Runtime Adaptivity and Plan Invalidation: Handling Estimation Errors
The Estimation Error Problem
Static query plans assume cardinality estimates are accurate, but production queries commonly see 10x to 1000x misestimates. Consider SELECT * FROM orders WHERE user_id = $1. For user_id = 12345 (casual user with 10 orders), nested loop is optimal. For user_id = 99 (power user with 1 million orders), hash join is required. If the plan was compiled for user 12345 and reused for user 99, performance degrades from milliseconds to minutes. This is parameter sniffing: the plan optimized for one parameter value performs terribly for another.
Adaptive Join Switching
Adaptive execution detects estimation errors at runtime and adjusts. For SELECT * FROM orders o JOIN customers c ON o.customer_id = c.id WHERE c.segment = $1, if the optimizer expected 100 customers in segment but 100,000 materialize, the engine can switch from nested loop to hash join mid execution. The decision triggers when actual rows exceed estimated by 10x. This prevents a query planned for 100 rows from running for hours when 100,000 rows appear. Some work may replay, but total time drops from hours to seconds.
Runtime Bloom Filters
Bloom filters reduce data movement in distributed joins. For SELECT * FROM fact_sales f JOIN dim_products p ON f.product_id = p.id WHERE p.category = 'Electronics', the build side (dim_products filtered to Electronics, say 5,000 products) constructs a Bloom filter (a probabilistic structure that answers "definitely not in set" or "maybe in set" with no false negatives). The probe side (100 million fact_sales rows) checks each product_id against the Bloom filter before shuffling. If only 10 million sales match Electronics products, 90 million rows are filtered before network transfer.
Plan Invalidation
Cached plans become stale and need invalidation.

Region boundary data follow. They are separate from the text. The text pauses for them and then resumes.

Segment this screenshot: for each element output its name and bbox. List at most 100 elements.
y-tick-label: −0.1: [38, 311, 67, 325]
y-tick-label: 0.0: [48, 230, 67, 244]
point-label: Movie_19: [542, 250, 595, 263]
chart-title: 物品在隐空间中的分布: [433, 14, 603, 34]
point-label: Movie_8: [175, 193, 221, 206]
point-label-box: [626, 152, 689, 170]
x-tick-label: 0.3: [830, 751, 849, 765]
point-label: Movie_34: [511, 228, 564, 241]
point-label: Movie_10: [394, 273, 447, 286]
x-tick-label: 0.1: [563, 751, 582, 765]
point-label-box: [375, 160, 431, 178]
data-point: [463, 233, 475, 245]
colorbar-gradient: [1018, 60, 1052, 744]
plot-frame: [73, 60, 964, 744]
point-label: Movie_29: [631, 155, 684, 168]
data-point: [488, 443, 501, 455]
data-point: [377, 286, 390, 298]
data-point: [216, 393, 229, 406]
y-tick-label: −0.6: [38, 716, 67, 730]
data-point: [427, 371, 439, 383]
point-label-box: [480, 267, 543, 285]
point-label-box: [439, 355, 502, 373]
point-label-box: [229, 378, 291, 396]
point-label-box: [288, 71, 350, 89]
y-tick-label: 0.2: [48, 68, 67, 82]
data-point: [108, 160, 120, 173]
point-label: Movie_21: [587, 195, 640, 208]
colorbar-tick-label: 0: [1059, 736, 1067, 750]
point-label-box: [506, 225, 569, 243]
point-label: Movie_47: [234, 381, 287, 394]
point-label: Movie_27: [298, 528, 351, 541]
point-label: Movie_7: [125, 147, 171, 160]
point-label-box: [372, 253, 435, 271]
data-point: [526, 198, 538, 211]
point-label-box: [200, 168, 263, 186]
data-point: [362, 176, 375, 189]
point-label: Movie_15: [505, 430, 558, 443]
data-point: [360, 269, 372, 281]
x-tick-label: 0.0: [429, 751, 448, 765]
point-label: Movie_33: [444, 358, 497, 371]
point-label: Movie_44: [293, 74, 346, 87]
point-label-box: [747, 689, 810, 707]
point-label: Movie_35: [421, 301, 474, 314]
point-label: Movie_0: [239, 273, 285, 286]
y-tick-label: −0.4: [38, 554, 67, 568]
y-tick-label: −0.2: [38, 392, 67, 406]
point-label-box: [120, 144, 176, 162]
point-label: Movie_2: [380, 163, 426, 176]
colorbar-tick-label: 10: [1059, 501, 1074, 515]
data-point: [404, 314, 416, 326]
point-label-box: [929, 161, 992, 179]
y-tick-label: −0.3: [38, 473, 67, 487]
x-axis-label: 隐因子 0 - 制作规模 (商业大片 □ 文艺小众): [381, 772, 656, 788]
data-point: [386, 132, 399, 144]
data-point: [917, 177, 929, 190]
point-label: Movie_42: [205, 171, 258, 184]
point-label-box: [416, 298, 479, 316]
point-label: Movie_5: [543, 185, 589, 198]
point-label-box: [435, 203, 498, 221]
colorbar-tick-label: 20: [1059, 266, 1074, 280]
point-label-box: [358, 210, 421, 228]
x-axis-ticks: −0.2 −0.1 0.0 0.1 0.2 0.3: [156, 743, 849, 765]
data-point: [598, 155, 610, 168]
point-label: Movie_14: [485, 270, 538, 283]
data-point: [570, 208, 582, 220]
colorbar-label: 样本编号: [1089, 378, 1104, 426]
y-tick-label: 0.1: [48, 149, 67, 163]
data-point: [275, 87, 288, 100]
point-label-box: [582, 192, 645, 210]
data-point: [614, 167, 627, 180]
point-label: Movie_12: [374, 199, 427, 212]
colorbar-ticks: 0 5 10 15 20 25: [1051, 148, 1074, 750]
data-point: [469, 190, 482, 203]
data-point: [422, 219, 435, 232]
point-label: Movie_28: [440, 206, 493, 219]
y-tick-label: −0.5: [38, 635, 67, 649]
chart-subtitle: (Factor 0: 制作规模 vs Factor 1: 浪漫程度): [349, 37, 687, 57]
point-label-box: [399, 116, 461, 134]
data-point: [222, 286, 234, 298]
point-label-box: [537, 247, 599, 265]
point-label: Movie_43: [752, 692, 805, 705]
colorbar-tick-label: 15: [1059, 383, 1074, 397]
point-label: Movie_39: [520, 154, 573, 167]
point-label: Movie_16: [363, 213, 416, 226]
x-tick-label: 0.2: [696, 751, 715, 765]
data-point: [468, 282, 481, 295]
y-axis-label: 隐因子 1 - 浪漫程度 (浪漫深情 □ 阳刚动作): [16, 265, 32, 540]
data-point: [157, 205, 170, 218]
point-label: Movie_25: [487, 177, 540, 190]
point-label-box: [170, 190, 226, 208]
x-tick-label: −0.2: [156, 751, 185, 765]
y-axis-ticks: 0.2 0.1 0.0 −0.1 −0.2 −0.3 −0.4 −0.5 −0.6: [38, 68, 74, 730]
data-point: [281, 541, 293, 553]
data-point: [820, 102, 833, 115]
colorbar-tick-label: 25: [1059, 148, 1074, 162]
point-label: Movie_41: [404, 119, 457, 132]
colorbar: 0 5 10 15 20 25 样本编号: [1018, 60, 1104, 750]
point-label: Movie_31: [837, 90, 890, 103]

Adding an index on orders.status should invalidate plans for SELECT * FROM orders WHERE status = 'pending' so they can use the new index. Schema changes (new indexes, dropped columns) trigger immediate invalidation. Performance regression triggers invalidation when a plan consistently exceeds expected cost by 5x or more. Statistics refresh after major data loads also invalidates affected plans, ensuring the optimizer reconsiders with fresh cardinality estimates.